Did Tony Ornato deny telling Cassidy Hutchinson the Trump steering wheel story
Executive summary
Tony Ornato has publicly and in committee interviews disavowed the specific relay Cassidy Hutchinson described — saying he “does not recall” conveying to her the dramatic account that President Trump lunged for the steering wheel and then at Secret Service agent Bobby Engel — a denial reported by multiple outlets and cited by the House Republican report; at the same time, investigators and some reporters have flagged contradictions among eyewitnesses and expressed skepticism about whether Ornato’s memory is reliable or whether others corroborate Hutchinson’s version [1] [2] [3].
1. The claim Hutchinson made about the SUV and Ornato’s role
Cassidy Hutchinson testified to the Jan. 6 committee that Tony Ornato told her shortly after the rally that President Trump became “very angry,” reached for the steering wheel of the presidential SUV when told he could not go to the Capitol, and then lunged at Secret Service lead agent Robert Engel — a vivid anecdote she presented as secondhand reporting from Ornato and that she said Engel did not dispute in the room [4] [5] [6].
2. Ornato’s response: denial and “does not recall”

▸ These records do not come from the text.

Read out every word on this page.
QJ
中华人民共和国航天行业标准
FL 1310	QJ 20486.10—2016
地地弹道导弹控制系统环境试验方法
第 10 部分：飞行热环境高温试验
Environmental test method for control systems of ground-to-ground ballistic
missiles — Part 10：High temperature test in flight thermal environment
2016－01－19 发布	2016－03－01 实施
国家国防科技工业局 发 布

In interviews with the committee and in media reporting, Ornato pushed back on Hutchinson’s retelling — telling investigators he “does not recall that he conveyed the information to Cassidy Hutchinson” and denying that he briefed her on a steering-wheel grab, a rebuttal picked up by outlets including Business Insider and reported as a key contradiction to Hutchinson’s account [1] [2].

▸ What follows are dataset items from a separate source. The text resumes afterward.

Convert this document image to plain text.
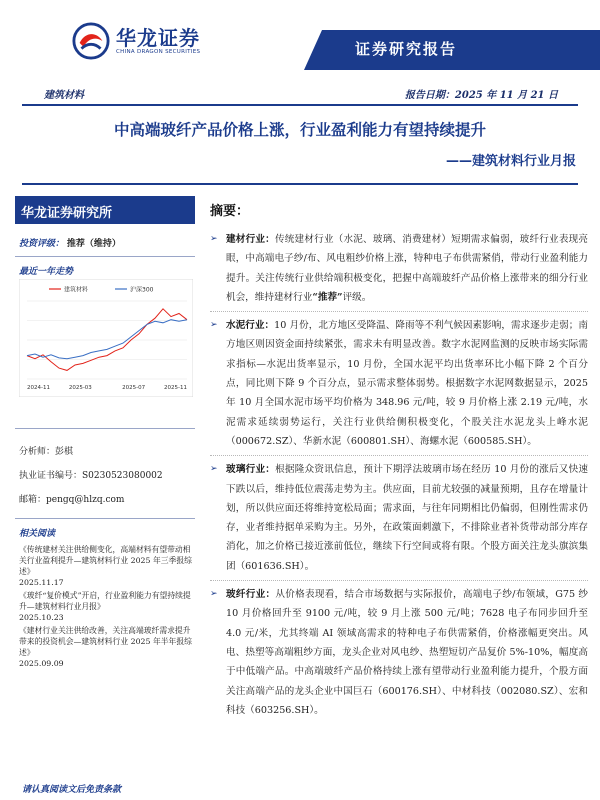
华龙证券
CHINA DRAGON SECURITIES	证券研究报告
建筑材料	报告日期：2025 年 11 月 21 日
中高端玻纤产品价格上涨，行业盈利能力有望持续提升
——建筑材料行业月报
华龙证券研究所
投资评级： 推荐（维持）
最近一年走势
建筑材料	沪深300
2024-11	2025-03	2025-07	2025-11
分析师：彭棋
执业证书编号：S0230523080002
邮箱：pengq@hlzq.com
相关阅读

《传统建材关注供给侧变化，高端材料有望带动相关行业盈利提升—建筑材料行业 2025 年三季报综述》

2025.11.17

《玻纤“复价模式”开启，行业盈利能力有望持续提升—建筑材料行业月报》

2025.10.23

《建材行业关注供给改善，关注高端玻纤需求提升带来的投资机会—建筑材料行业 2025 年半年报综述》

2025.09.09

摘要：
➢ 建材行业：传统建材行业（水泥、玻璃、消费建材）短期需求偏弱，玻纤行业表现亮眼，中高端电子纱/布、风电粗纱价格上涨，特种电子布供需紧俏，带动行业盈利能力提升。关注传统行业供给端积极变化，把握中高端玻纤产品价格上涨带来的细分行业机会，维持建材行业“推荐”评级。
➢ 水泥行业：10 月份，北方地区受降温、降雨等不利气候因素影响，需求逐步走弱；南方地区则因资金面持续紧张，需求未有明显改善。数字水泥网监测的反映市场实际需求指标—水泥出货率显示，10 月份，全国水泥平均出货率环比小幅下降 2 个百分点，同比则下降 9 个百分点，显示需求整体弱势。根据数字水泥网数据显示，2025 年 10 月全国水泥市场平均价格为 348.96 元/吨，较 9 月价格上涨 2.19 元/吨，水泥需求延续弱势运行，关注行业供给侧积极变化，个股关注水泥龙头上峰水泥（000672.SZ）、华新水泥（600801.SH）、海螺水泥（600585.SH）。
➢ 玻璃行业：根据隆众资讯信息，预计下期浮法玻璃市场在经历 10 月份的涨后又快速下跌以后，维持低位震荡走势为主。供应面，目前尤较强的减量预期，且存在增量计划，所以供应面还将维持宽松局面；需求面，与往年同期相比仍偏弱，但刚性需求仍存，业者维持据单采购为主。另外，在政策面刺激下，不排除业者补货带动部分库存消化，加之价格已接近涨前低位，继续下行空间或将有限。个股方面关注龙头旗滨集团（601636.SH）。
➢ 玻纤行业：从价格表现看，结合市场数据与实际报价，高端电子纱/布领域，G75 纱 10 月价格回升至 9100 元/吨，较 9 月上涨 500 元/吨；7628 电子布同步回升至 4.0 元/米，尤其终端 AI 领域高需求的特种电子布供需紧俏，价格涨幅更突出。风电、热塑等高端粗纱方面，龙头企业对风电纱、热塑短切产品复价 5%-10%，幅度高于中低端产品。中高端玻纤产品价格持续上涨有望带动行业盈利能力提升，个股方面关注高端产品的龙头企业中国巨石（600176.SH）、中材科技（002080.SZ）、宏和科技（603256.SH）。
请认真阅读文后免责条款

3. Other denials and the Secret Service posture
The Secret Service as an institution and individual agents have also pushed back on the more sensational elements of Hutchinson’s testimony: reporting shows Engel and other Secret Service sources have denied that Trump grabbed the wheel or lunged at an agent, and agency statements were widely quoted as disputing Hutchinson’s characterization even as they affirmed there was a tense, angry exchange about travel to the Capitol [2] [3] [7].
4. Contradictory witness statements and the GOP report
Subsequent depositions and a Republican-authored House report amplified contradictions: the driver of the presidential SUV said he did not see Trump reach for the wheel or lunge toward Engel, and the GOP report cited Ornato and other White House employees as not corroborating Hutchinson’s version — a line of argument Republicans advanced to undercut Hutchinson’s credibility, while committee investigators expressed skepticism of Ornato’s memory and timing [3] [8] [1].
5. Media fact-checking and disputed characterizations of “denial”
Media fact-checkers and reporting have noted nuance: some headlines framed the story as the Secret Service or Ornato “debunking” Hutchinson, while fact-checkers cautioned that Ornato’s statement was not an absolute categorical refutation in every outlet’s early reporting and that different sources used different language, from flat denials to “does not recall” formulations; Snopes and others point out the distinction between outright debunking and a claimed lack of recollection [9] [1].
6. Assessment: did Ornato deny telling Hutchinson the steering-wheel story?
Yes — according to the public record assembled by committee transcripts and news reporting, Ornato denied that he conveyed to Hutchinson the specific story that Trump grabbed the steering wheel and lunged at an agent, telling investigators he did not recall making such a report; however, that denial exists amid conflicting eyewitness testimony (including the SUV driver and other White House staff who said they never heard the story), active skepticism by some committee members about Ornato’s claim, and divergent framing across outlets, meaning the denial is documented but contested and not the final word on the underlying factual dispute [1] [3] [8] [2].